Meine Isolation war der Unterschied in Lebensstil, Traditionen und täglichen Routinen vor allem, wenn ich eine Person grüßte und als Reaktion Stirnrunzeln kam. Manchmal gehe ich zurück in die Zeit zu einigen Punkten, die wirklich hässlich waren und dann komme ich wieder in die Realität, auch wenn ich es seltsam finde. Also dachte ich mal, ist das die Zukunft, dass ich mein Leben damit verbracht habe, von der Zukunft zu träumen?

„Ich kann nicht glauben, was passiert ist“ das war es, was ich einmal gesagt habe, als ich mich im Spiegel sah. „Bin das ich?“.

Ich weiß genau, wie sich eine Person fühlt, wenn sie depressiv ist!

  • Ein Leben, ohne eine klare Vision und ohne einer Idee, wie die Zukunft aussieht
  • Allein, zwischen Millionen von Menschen zu leben, ohne deine Eltern. Ich fühle mich wirklich schuldig, wenn ich mich erinnere, dass sie jetzt in Gefahr sind und ich lebe mein Leben in einer sicheren Umgebung einfach weiter.
Das Gefühl von Traurigkeit, Enttäuschung, Unfähigkeit, Verzweiflung, Sorgen und Müdigkeit war der Grund, dass ich meinen Glauben verloren habe und auch ich habe die Fähigkeit verloren, ein normales Leben zu leben. Ich will nicht in die Zeit vor dem Asyl zurücksehen, weil es sehr weh tut. Der Tod, der neben dir ist, neben deiner Familie, neben jedem, ist beängstigend.

 

Ich hatte keine Angst zu sterben,
aber die Sicherheit meiner Familie ging vor, also blieb nur die Flucht. 
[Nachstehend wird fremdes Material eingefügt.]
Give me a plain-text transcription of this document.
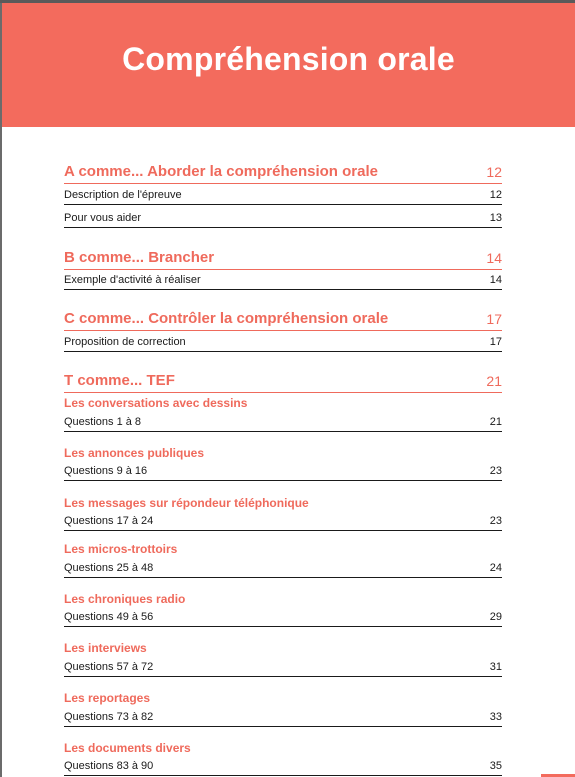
Compréhension orale
A comme... Aborder la compréhension orale	12
Description de l'épreuve	12
Pour vous aider	13
B comme... Brancher	14
Exemple d'activité à réaliser	14
C comme... Contrôler la compréhension orale	17
Proposition de correction	17
T comme... TEF	21
Les conversations avec dessins
Questions 1 à 8	21
Les annonces publiques
Questions 9 à 16	23
Les messages sur répondeur téléphonique
Questions 17 à 24	23
Les micros-trottoirs
Questions 25 à 48	24
Les chroniques radio
Questions 49 à 56	29
Les interviews
Questions 57 à 72	31
Les reportages
Questions 73 à 82	33
Les documents divers
Questions 83 à 90	35
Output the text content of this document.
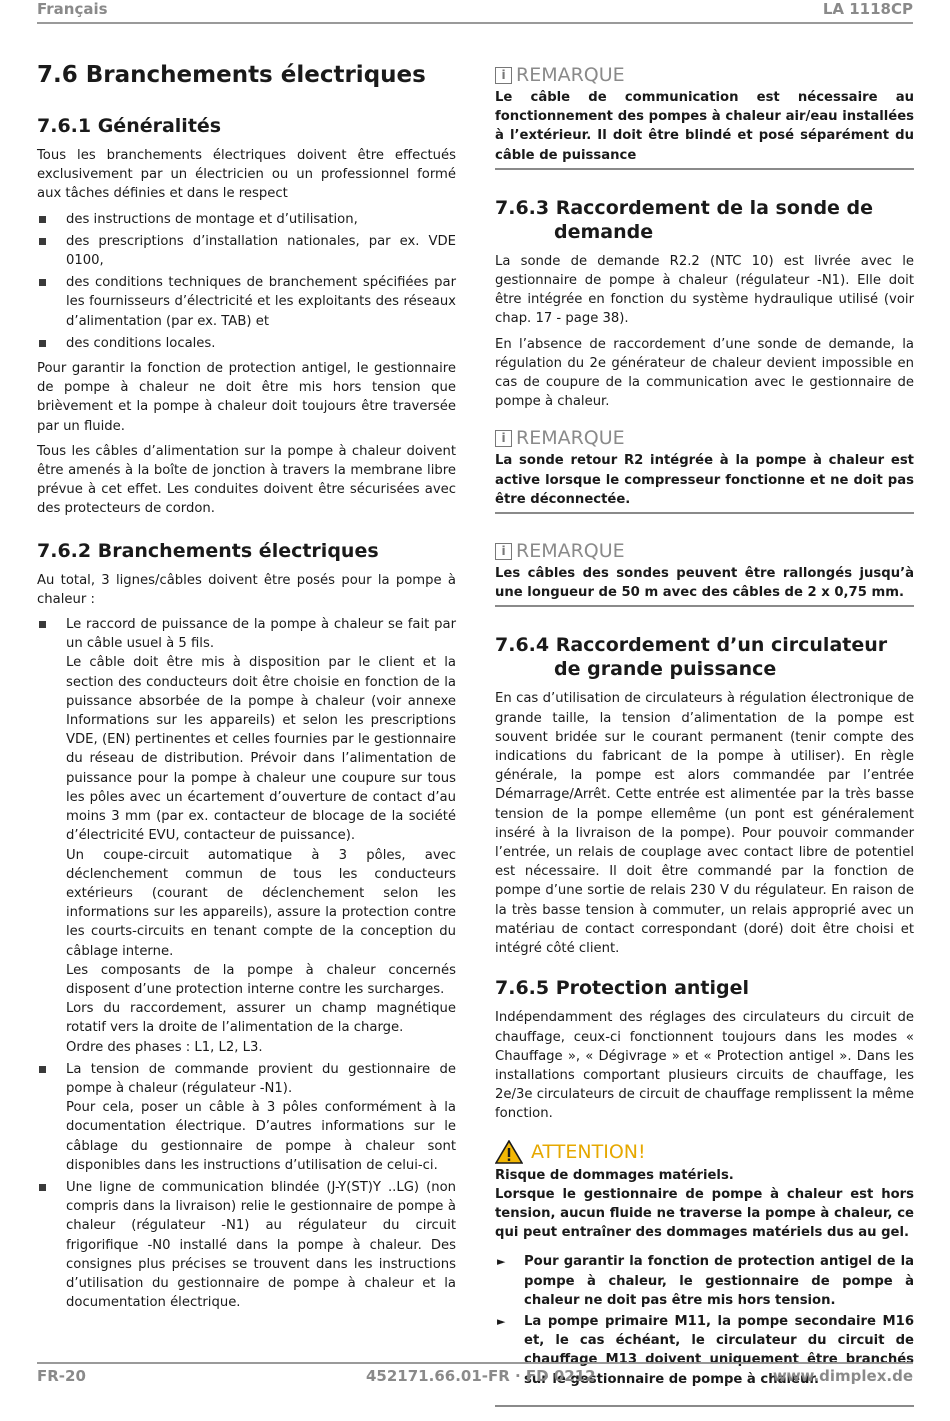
Français	LA 1118CP
7.6 Branchements électriques
7.6.1 Généralités

Tous les branchements électriques doivent être effectués exclusivement par un électricien ou un professionnel formé aux tâches définies et dans le respect

des instructions de montage et d’utilisation,
des prescriptions d’installation nationales, par ex. VDE 0100,
des conditions techniques de branchement spécifiées par les fournisseurs d’électricité et les exploitants des réseaux d’alimentation (par ex. TAB) et
des conditions locales.

Pour garantir la fonction de protection antigel, le gestionnaire de pompe à chaleur ne doit être mis hors tension que brièvement et la pompe à chaleur doit toujours être traversée par un fluide.

Tous les câbles d’alimentation sur la pompe à chaleur doivent être amenés à la boîte de jonction à travers la membrane libre prévue à cet effet. Les conduites doivent être sécurisées avec des protecteurs de cordon.

7.6.2 Branchements électriques

Au total, 3 lignes/câbles doivent être posés pour la pompe à chaleur :

Le raccord de puissance de la pompe à chaleur se fait par un câble usuel à 5 fils.
Le câble doit être mis à disposition par le client et la section des conducteurs doit être choisie en fonction de la puissance absorbée de la pompe à chaleur (voir annexe Informations sur les appareils) et selon les prescriptions VDE, (EN) pertinentes et celles fournies par le gestionnaire du réseau de distribution. Prévoir dans l’alimentation de puissance pour la pompe à chaleur une coupure sur tous les pôles avec un écartement d’ouverture de contact d’au moins 3 mm (par ex. contacteur de blocage de la société d’électricité EVU, contacteur de puissance).
Un coupe-circuit automatique à 3 pôles, avec déclenchement commun de tous les conducteurs extérieurs (courant de déclenchement selon les informations sur les appareils), assure la protection contre les courts-circuits en tenant compte de la conception du câblage interne.
Les composants de la pompe à chaleur concernés disposent d’une protection interne contre les surcharges.
Lors du raccordement, assurer un champ magnétique rotatif vers la droite de l’alimentation de la charge.
Ordre des phases : L1, L2, L3.
La tension de commande provient du gestionnaire de pompe à chaleur (régulateur -N1).
Pour cela, poser un câble à 3 pôles conformément à la documentation électrique. D’autres informations sur le câblage du gestionnaire de pompe à chaleur sont disponibles dans les instructions d’utilisation de celui-ci.
Une ligne de communication blindée (J-Y(ST)Y ..LG) (non compris dans la livraison) relie le gestionnaire de pompe à chaleur (régulateur -N1) au régulateur du circuit frigorifique -N0 installé dans la pompe à chaleur. Des consignes plus précises se trouvent dans les instructions d’utilisation du gestionnaire de pompe à chaleur et la documentation électrique.
i REMARQUE

Le câble de communication est nécessaire au fonctionnement des pompes à chaleur air/eau installées à l’extérieur. Il doit être blindé et posé séparément du câble de puissance

7.6.3 Raccordement de la sonde de demande

La sonde de demande R2.2 (NTC 10) est livrée avec le gestionnaire de pompe à chaleur (régulateur -N1). Elle doit être intégrée en fonction du système hydraulique utilisé (voir chap. 17 - page 38).

En l’absence de raccordement d’une sonde de demande, la régulation du 2e générateur de chaleur devient impossible en cas de coupure de la communication avec le gestionnaire de pompe à chaleur.

i REMARQUE

La sonde retour R2 intégrée à la pompe à chaleur est active lorsque le compresseur fonctionne et ne doit pas être déconnectée.

i REMARQUE

Les câbles des sondes peuvent être rallongés jusqu’à une longueur de 50 m avec des câbles de 2 x 0,75 mm.

7.6.4 Raccordement d’un circulateur de grande puissance

En cas d’utilisation de circulateurs à régulation électronique de grande taille, la tension d’alimentation de la pompe est souvent bridée sur le courant permanent (tenir compte des indications du fabricant de la pompe à utiliser). En règle générale, la pompe est alors commandée par l’entrée Démarrage/Arrêt. Cette entrée est alimentée par la très basse tension de la pompe ellemême (un pont est généralement inséré à la livraison de la pompe). Pour pouvoir commander l’entrée, un relais de couplage avec contact libre de potentiel est nécessaire. Il doit être commandé par la fonction de pompe d’une sortie de relais 230 V du régulateur. En raison de la très basse tension à commuter, un relais approprié avec un matériau de contact correspondant (doré) doit être choisi et intégré côté client.

7.6.5 Protection antigel

Indépendamment des réglages des circulateurs du circuit de chauffage, ceux-ci fonctionnent toujours dans les modes « Chauffage », « Dégivrage » et « Protection antigel ». Dans les installations comportant plusieurs circuits de chauffage, les 2e/3e circulateurs de circuit de chauffage remplissent la même fonction.

ATTENTION!

Risque de dommages matériels.
Lorsque le gestionnaire de pompe à chaleur est hors tension, aucun fluide ne traverse la pompe à chaleur, ce qui peut entraîner des dommages matériels dus au gel.

► Pour garantir la fonction de protection antigel de la pompe à chaleur, le gestionnaire de pompe à chaleur ne doit pas être mis hors tension.
► La pompe primaire M11, la pompe secondaire M16 et, le cas échéant, le circulateur du circuit de chauffage M13 doivent uniquement être branchés sur le gestionnaire de pompe à chaleur.
FR-20	452171.66.01-FR · FD 0212	www.dimplex.de
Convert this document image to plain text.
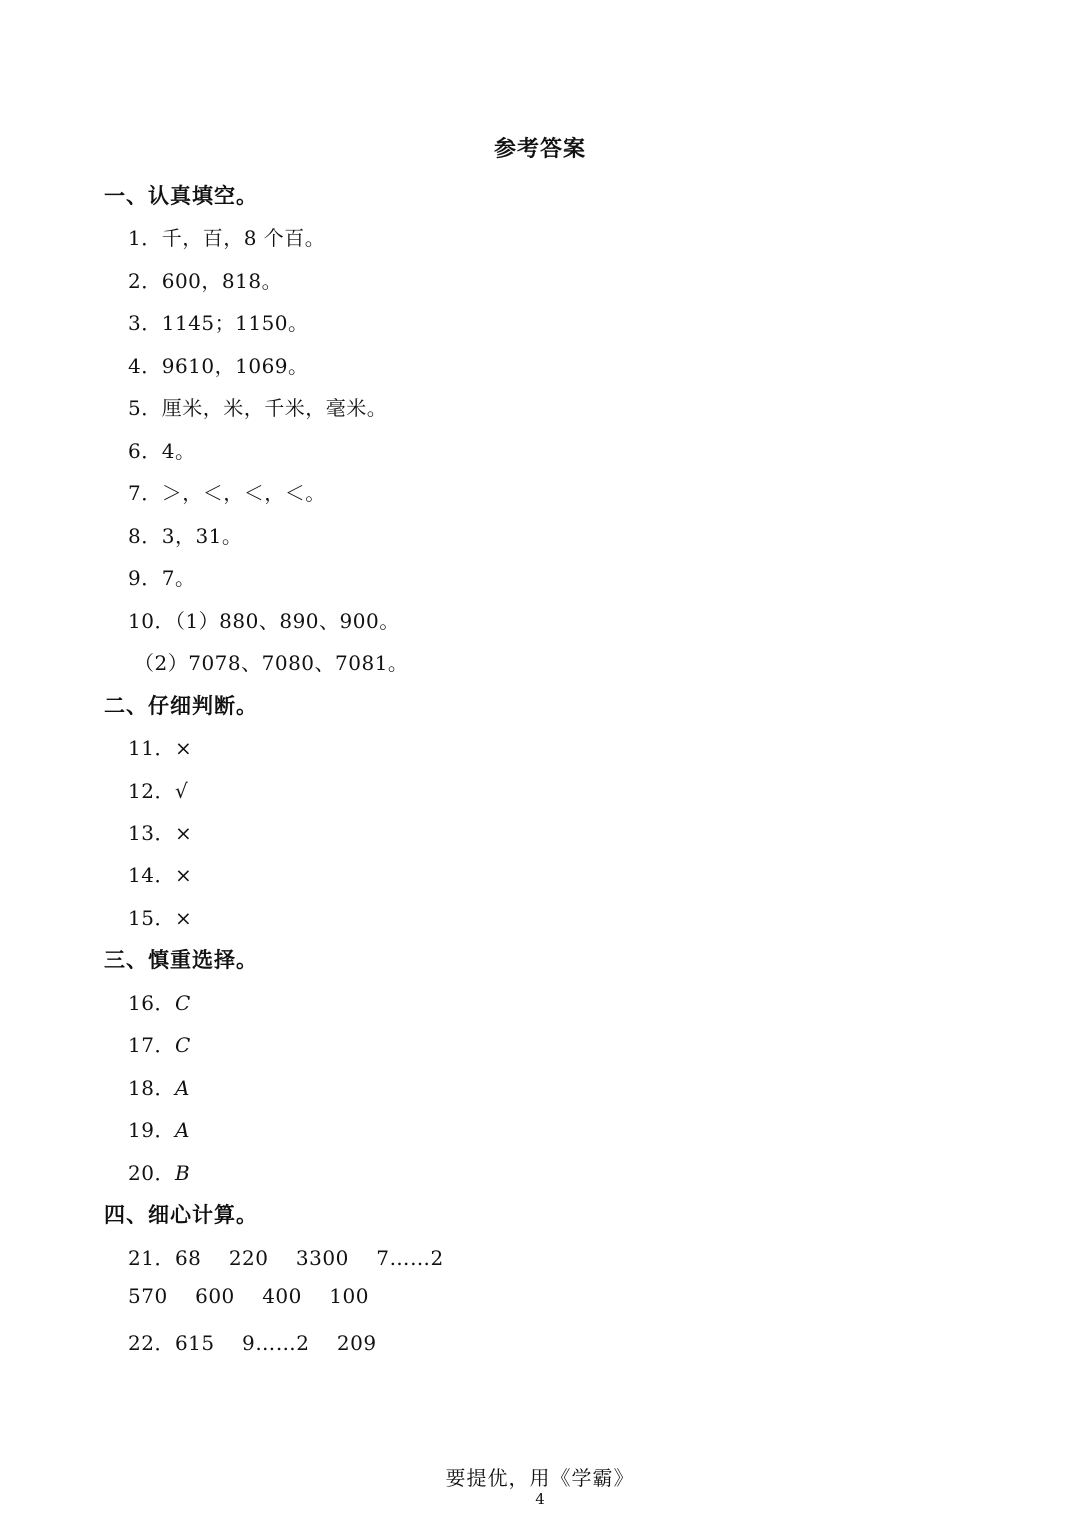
参考答案
一、认真填空。
1．千，百，8 个百。
2．600，818。
3．1145；1150。
4．9610，1069。
5．厘米，米，千米，毫米。
6．4。
7．＞，＜，＜，＜。
8．3，31。
9．7。
10．（1）880、890、900。
（2）7078、7080、7081。
二、仔细判断。
11．×
12．√
13．×
14．×
15．×
三、慎重选择。
16．C
17．C
18．A
19．A
20．B
四、细心计算。
21．68    220    3300    7……2
570    600    400    100
22．615    9……2    209
要提优，用《学霸》
4
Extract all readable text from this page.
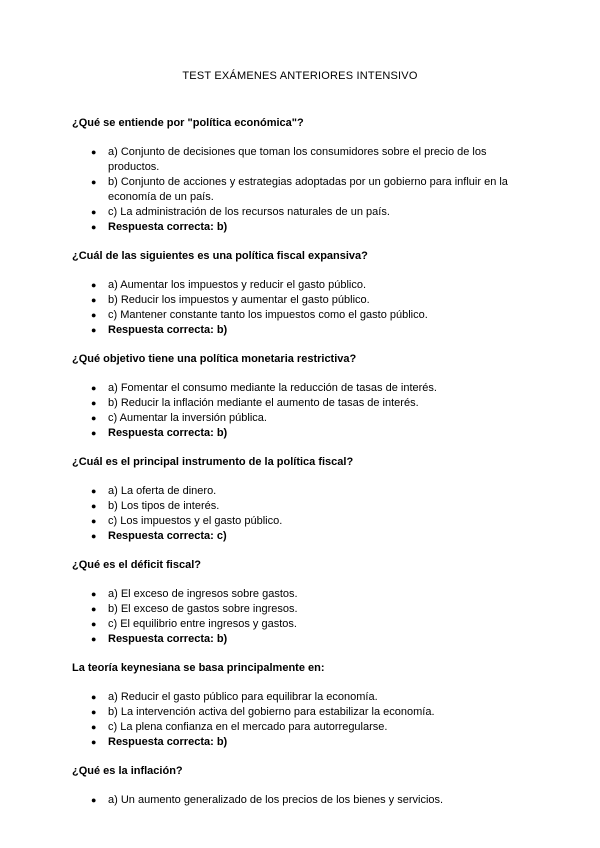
TEST EXÁMENES ANTERIORES INTENSIVO
¿Qué se entiende por "política económica"?
● a) Conjunto de decisiones que toman los consumidores sobre el precio de los productos.
● b) Conjunto de acciones y estrategias adoptadas por un gobierno para influir en la economía de un país.
● c) La administración de los recursos naturales de un país.
● Respuesta correcta: b)
¿Cuál de las siguientes es una política fiscal expansiva?
● a) Aumentar los impuestos y reducir el gasto público.
● b) Reducir los impuestos y aumentar el gasto público.
● c) Mantener constante tanto los impuestos como el gasto público.
● Respuesta correcta: b)
¿Qué objetivo tiene una política monetaria restrictiva?
● a) Fomentar el consumo mediante la reducción de tasas de interés.
● b) Reducir la inflación mediante el aumento de tasas de interés.
● c) Aumentar la inversión pública.
● Respuesta correcta: b)
¿Cuál es el principal instrumento de la política fiscal?
● a) La oferta de dinero.
● b) Los tipos de interés.
● c) Los impuestos y el gasto público.
● Respuesta correcta: c)
¿Qué es el déficit fiscal?
● a) El exceso de ingresos sobre gastos.
● b) El exceso de gastos sobre ingresos.
● c) El equilibrio entre ingresos y gastos.
● Respuesta correcta: b)
La teoría keynesiana se basa principalmente en:
● a) Reducir el gasto público para equilibrar la economía.
● b) La intervención activa del gobierno para estabilizar la economía.
● c) La plena confianza en el mercado para autorregularse.
● Respuesta correcta: b)
¿Qué es la inflación?
● a) Un aumento generalizado de los precios de los bienes y servicios.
Alles war unsicher und unbekannt. Die Vergangenheit war traurig, die Gegenwart ist anstrengend und die Zukunft ist unklar. Als sich meine Eltern während eines Raketenhagel in Sicherheit brachten, konnte ich nicht helfen. Sie wurden über Nacht obdachlos und waren ohne Heimat. Ich spreche jetzt und sie sind immer noch in Gefahr. Ich hör nicht auf, an sie zu denken. Sie sind in Schock, sie können nicht realisieren, dass ihr Haus, in welchen sie ihr gesamtes Leben verbracht haben, jetzt nur noch Schutt und Asche ist.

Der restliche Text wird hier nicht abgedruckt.